Metropolitan News-Enterprise

 

Friday, April 9, 2010

 

Page 1

 

C.A. Narrows Application of Mediation Confidentiality

 

By STEVEN M. ELLIS, Staff Writer

 

Communications between attorneys and clients during mediation do not fall within the purview of mediation confidentiality, this district’s Court of Appeal ruled yesterday.

Reversing a trial court’s ruling, a divided panel of Div. Eight concluded that mediation confidentiality statutes only apply to disputing parties.

Presiding Justice Tricia A. Bigelow, joined by Justice Laurence D. Rubin, said such conversations are not made “for the purpose of, in the course of, or pursuant to” the mediation process, even if they take place with a mediator or opposing counsel present.

However, Justice Madeleine Flier dissented that mediation confidentiality, as set forth in Evidence Code Sec. 1119(a), applied where a conversation only took place as the result of a mediation and represented an effort to bring the mediation to fruition.

The matter arose when Los Angeles Superior Court Judge Warren L. Ettinger granted Torrance law firm Wyner & Tiffany a new trial after a jury awarded former clients John and Deborah Blair Porter $211,000 in back wages and $51,000 for breach of an attorney fee agreement, and rescinded a release the Porters gave the firm regarding tax advice.

Deborah Porter and her husband retained the firm to sue the Manhattan Beach Unified School District and the California Department of Education for failing to provide their autistic son a “free and appropriate public education.” The case, which was filed in 1999 in federal court, went to mediation, and the school district and the department in 2005 agreed to pay more than $6.7 million to settle.

The Porters sued the firm after it failed to follow through on an alleged promise during the mediation to pay Deborah Porter for services she rendered in the case as a paralegal out of the $1.65 million Wyner & Tiffany received in the federal case.

Wyner & Tiffany asserted they were not required to reimburse the Porters for attorney fees and costs the Porters previously advanced because the amount the firm received under the settlement was less than the amount they could have claimed under a contingency fee provision in their retainer agreement. The firm further asserted it was not required to pay Deborah Porter’s fees as a paralegal from its portion of the settlement because she had been fully compensated for her loss of wages in the settlement.

At trial, evidence of the communications between Wyner & Tiffany and the Porters with respect to the alleged promises made at the mediation were admitted, and a jury found for the Porters.

However, approximately one month later, Ettinger granted a motion for a new trial, citing the then-newly-decided case of Simmons v. Ghaderi (2008) 44 Cal.4th 570.

There, the California Supreme Court took a strict view of mediation confidentiality, unanimously ruling that statements made during the process could not be used to bind a party to a settlement agreement she did not sign.

Ettinger ruled that the jury’s consideration of confidential mediation communications created an irregularity in the proceedings statutorily mandating a new trial.

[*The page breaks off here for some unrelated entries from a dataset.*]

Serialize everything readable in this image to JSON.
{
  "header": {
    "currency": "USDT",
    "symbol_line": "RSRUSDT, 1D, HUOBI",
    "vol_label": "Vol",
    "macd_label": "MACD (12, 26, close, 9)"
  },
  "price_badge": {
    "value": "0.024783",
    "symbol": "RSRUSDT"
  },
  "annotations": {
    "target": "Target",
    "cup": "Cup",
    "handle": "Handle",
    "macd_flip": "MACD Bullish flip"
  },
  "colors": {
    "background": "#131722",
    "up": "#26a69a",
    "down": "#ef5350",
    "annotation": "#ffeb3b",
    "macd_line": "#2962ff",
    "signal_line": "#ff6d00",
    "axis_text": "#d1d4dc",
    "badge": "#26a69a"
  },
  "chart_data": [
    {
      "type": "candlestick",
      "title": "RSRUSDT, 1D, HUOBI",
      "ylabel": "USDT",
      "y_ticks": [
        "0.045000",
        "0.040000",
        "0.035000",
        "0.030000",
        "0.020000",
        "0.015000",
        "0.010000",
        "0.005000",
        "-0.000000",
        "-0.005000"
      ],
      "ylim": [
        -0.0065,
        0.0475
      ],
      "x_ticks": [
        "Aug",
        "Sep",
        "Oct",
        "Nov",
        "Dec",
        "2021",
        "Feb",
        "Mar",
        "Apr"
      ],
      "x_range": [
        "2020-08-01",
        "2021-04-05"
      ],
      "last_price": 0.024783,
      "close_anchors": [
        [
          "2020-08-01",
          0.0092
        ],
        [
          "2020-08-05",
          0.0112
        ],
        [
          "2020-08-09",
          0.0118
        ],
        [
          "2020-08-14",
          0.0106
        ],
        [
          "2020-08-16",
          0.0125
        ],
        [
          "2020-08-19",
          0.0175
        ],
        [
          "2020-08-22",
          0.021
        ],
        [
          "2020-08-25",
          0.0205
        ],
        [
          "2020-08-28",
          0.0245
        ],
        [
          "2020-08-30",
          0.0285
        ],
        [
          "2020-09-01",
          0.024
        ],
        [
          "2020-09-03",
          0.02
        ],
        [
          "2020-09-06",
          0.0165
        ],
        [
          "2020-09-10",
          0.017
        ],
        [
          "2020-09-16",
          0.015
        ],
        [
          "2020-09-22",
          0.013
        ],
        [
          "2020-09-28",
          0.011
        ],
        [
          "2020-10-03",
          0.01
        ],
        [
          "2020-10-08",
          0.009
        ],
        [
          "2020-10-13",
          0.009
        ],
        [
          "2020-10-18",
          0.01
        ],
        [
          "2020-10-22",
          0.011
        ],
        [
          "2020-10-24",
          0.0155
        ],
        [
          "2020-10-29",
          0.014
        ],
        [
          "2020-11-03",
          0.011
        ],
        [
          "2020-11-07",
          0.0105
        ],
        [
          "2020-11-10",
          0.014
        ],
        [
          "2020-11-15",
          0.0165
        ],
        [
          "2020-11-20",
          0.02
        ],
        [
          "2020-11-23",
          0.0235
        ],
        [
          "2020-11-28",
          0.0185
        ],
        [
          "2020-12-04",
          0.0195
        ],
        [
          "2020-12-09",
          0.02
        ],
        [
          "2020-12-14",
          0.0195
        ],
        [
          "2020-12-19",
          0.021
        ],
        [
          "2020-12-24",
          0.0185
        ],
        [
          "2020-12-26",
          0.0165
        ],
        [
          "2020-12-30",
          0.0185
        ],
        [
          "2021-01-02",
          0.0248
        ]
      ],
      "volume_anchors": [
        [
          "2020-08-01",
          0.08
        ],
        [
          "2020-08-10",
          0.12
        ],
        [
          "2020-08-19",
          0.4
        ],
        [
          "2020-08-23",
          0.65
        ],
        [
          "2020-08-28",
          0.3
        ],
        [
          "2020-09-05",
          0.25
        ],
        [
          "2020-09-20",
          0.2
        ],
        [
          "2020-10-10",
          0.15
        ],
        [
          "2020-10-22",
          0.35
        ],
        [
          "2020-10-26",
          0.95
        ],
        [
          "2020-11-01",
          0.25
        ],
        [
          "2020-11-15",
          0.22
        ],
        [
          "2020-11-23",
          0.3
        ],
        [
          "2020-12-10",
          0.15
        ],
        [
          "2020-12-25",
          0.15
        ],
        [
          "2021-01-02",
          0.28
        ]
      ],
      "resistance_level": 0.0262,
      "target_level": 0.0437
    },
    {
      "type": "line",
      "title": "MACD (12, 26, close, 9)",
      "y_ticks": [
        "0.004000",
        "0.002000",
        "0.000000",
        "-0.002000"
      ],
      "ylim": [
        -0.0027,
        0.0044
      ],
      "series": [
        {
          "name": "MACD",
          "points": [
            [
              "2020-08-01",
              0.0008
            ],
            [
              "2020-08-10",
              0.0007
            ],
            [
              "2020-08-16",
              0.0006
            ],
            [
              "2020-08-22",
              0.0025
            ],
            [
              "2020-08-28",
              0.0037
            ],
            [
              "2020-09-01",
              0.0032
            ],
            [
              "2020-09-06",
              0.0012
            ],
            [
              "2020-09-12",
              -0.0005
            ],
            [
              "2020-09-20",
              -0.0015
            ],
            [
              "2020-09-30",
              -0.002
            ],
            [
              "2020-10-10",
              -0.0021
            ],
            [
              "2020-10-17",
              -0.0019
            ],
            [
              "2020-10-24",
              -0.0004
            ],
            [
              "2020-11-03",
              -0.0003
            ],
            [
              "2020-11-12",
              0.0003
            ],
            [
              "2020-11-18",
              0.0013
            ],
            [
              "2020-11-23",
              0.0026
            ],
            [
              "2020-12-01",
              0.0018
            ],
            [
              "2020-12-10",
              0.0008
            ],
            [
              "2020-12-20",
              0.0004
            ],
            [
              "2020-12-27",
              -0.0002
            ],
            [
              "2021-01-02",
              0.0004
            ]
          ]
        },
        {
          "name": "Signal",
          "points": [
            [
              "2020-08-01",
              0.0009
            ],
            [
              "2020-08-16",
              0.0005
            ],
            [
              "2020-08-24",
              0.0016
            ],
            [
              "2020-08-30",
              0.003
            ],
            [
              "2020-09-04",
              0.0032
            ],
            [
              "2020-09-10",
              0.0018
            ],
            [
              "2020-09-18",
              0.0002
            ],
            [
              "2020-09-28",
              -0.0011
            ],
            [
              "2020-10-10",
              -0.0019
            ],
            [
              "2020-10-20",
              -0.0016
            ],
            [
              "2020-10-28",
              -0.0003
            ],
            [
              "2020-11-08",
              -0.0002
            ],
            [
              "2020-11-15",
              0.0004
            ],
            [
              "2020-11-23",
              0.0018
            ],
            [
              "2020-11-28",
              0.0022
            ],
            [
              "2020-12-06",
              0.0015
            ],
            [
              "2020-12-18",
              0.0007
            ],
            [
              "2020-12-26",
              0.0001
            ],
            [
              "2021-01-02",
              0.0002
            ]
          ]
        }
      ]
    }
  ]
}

On appeal by the Porters, Bigelow wrote that the legislative history of Sec. 1119(a) showed it was never intended to protect communications or agreements between a client and his or her own counsel should a conflict arise between them.

She also said that expanding mediation confidentiality to cover such communications “would seriously impair and undermine not only the attorney-client relationship but would likewise create a chilling effect on the use of mediations,” adding:

“[C]lients would be precluded from pursuing any remedy against their own counsel for professional deficiencies occurring during the mediation process as well as representations made to the client to induce settlement.”

Plaintiffs’ counsel Gerald L. Sauer of Sauer & Wagner in Los Angeles told the MetNews his clients were “thrilled” by the reversal, and said the facts in the case highlighted “how mediation confidentiality can be abused by attorneys.”

Despite the split, Sauer said, he was pleased the court had “taken a look at the fact that the attorney client privilege should not be trumped by mediation confidentiality.”

Los Angeles attorney Kyle Kveton of Robie & Matthai represented Wyner & Tiffany and said he “respectfully disagreed” with the opinion, commenting:

“Flier got it exactly right.”

He said his clients were considering a petition for rehearing or review by the California Supreme Court in light of the case of Cassel v. Superior Court, S178914, currently pending before the Supreme Court.

In Cassel, the state’s high court has agreed to review whether the private conversations of an attorney and client for the purpose of mediation are entitled to confidentiality, and whether an attorney is a “participant” in a mediation such that communications with a client for purposes of mediation must remain confidential.

The case is Porter v. Wyner, B211398.